Third, no study was found that focused on the process of deliberation in relation to health literacy and CRC screening. Future research may want to focus more on this aspect of informed decision making, as this may be difficult for both those with higher and lower health literacy. In this context, it is relevant to explore whether people with higher health literacy are more likely to discuss the option of CRC screening with friends and family as compared with people with lower health literacy and whether talking about CRC screening in the lay network influences the decision-making process. This would provide us with insights into whether stimulating talking about CRC screening would facilitate informed decisions. More (qualitative) research should be carried out to evaluate in which ways people would like to be supported in their decision making concerning CRC screening participation.
Conclusion
It can be concluded that there is either no association or a positive association between health literacy and concepts underpinning informed decision making, including knowledge and attitudes. The present review indicates that studies to date mainly focus on single aspects of informed decision making, instead of a combination of aspects. Although this provides valuable insights, a more comprehensive examination of informed decision making in which aspects are studied in conjunction may provide additional insights into how health literacy relates to informed decision making. A future direction for research would be to obtain a better understanding of what informed decision making should encompass in the context of CRC screening and to what extent this may differ according to an invitee’s health literacy skills.
Funding
This study was funded by the Dutch National Institute for Public Health and the Environment.

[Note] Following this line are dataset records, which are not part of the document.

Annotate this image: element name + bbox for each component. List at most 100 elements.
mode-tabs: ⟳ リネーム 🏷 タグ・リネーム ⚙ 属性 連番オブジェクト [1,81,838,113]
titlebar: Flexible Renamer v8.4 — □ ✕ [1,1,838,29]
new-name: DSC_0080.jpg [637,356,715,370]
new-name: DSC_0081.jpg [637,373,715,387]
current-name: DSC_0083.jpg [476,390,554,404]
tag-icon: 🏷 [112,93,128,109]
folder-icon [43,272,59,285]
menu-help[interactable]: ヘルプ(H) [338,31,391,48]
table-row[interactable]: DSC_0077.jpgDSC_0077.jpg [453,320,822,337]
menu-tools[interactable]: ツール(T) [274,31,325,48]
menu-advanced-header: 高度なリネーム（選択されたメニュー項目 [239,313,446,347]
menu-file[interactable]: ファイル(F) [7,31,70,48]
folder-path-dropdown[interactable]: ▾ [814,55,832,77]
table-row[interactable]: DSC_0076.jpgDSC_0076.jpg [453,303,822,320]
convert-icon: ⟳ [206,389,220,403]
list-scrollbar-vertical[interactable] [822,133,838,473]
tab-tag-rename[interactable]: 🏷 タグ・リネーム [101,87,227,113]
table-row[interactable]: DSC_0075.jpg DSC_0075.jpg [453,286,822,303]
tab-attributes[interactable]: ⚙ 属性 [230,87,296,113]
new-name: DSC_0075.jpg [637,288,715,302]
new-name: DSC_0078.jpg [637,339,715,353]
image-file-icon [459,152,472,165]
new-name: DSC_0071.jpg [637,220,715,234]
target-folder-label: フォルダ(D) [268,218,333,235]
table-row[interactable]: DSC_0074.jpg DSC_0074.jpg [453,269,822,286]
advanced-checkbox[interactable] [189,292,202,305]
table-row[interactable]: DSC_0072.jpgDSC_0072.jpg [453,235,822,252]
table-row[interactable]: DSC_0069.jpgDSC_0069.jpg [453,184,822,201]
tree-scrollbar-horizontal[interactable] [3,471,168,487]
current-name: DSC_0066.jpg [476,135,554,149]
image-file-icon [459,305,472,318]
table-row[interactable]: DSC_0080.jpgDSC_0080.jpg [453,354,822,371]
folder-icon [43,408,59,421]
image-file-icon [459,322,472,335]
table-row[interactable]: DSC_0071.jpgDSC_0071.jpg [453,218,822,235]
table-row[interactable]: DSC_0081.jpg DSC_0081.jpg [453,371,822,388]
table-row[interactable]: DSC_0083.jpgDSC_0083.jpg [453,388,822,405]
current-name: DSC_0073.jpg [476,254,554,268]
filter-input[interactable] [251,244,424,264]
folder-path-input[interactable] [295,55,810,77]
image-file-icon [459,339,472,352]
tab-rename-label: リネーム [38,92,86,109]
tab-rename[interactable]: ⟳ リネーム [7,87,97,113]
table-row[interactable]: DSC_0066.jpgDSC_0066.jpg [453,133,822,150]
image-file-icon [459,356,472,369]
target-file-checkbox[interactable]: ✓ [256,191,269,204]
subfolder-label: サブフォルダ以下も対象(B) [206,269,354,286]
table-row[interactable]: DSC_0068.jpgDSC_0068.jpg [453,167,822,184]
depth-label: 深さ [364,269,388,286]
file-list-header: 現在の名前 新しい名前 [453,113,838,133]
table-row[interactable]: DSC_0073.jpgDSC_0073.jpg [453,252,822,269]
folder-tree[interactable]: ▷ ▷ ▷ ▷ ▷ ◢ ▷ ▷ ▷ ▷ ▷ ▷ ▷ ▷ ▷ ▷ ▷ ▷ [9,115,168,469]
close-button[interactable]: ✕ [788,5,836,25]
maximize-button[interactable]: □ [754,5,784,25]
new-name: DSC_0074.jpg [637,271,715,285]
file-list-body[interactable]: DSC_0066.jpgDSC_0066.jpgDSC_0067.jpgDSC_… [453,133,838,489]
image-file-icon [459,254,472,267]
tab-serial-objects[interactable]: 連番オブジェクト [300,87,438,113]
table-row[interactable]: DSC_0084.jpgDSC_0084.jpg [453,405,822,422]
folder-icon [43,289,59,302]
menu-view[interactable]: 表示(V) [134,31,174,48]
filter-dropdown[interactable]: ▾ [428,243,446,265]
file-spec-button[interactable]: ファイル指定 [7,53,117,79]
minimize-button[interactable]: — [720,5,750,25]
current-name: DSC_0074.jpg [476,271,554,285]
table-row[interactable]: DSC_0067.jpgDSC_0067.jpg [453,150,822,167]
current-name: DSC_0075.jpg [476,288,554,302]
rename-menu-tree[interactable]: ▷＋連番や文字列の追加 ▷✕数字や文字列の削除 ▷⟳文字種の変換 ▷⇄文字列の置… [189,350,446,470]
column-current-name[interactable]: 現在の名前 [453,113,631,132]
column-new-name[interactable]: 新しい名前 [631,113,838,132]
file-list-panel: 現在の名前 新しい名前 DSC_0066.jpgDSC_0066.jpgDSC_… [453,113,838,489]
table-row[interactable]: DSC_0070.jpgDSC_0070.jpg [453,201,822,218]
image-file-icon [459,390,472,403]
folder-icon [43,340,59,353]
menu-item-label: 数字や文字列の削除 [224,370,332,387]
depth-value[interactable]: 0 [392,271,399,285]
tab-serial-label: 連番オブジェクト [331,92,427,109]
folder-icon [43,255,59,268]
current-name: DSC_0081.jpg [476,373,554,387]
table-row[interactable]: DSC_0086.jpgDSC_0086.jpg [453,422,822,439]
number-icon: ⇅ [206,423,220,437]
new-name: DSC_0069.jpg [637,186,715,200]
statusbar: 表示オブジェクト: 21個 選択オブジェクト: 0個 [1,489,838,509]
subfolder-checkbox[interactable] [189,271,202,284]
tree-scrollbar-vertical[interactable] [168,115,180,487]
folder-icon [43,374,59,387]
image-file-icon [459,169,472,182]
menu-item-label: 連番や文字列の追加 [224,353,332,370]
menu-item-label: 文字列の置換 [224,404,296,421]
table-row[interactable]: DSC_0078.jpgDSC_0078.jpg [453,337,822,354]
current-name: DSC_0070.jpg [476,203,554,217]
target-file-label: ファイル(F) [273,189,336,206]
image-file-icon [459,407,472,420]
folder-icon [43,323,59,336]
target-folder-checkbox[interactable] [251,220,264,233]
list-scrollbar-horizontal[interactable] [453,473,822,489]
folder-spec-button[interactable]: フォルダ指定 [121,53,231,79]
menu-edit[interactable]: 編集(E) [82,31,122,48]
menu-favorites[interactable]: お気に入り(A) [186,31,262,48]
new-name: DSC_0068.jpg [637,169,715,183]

Conflicts of interest : None declared.
The body of literature on the association between health literacy and informed decision making concerning CRC screening is limited.
Studies included in this systematic review focus on single concepts underpinning informed decision making (i.e. knowledge, attitudes or beliefs and risk information perception) rather than on multiple indicators of informed decisions or on multiple stages of the informed decision-making process.
Studies show varying results with most studies presenting either no association between health literacy and concepts underpinning informed decision making, or an association in the expected direction, that is lower health literacy is associated with less knowledge or a less positive attitude toward CRC screening.
This review implies that future research should focus on obtaining a better understanding of what informed decision making in the context of colorectal screening should encompass in relation to health literacy.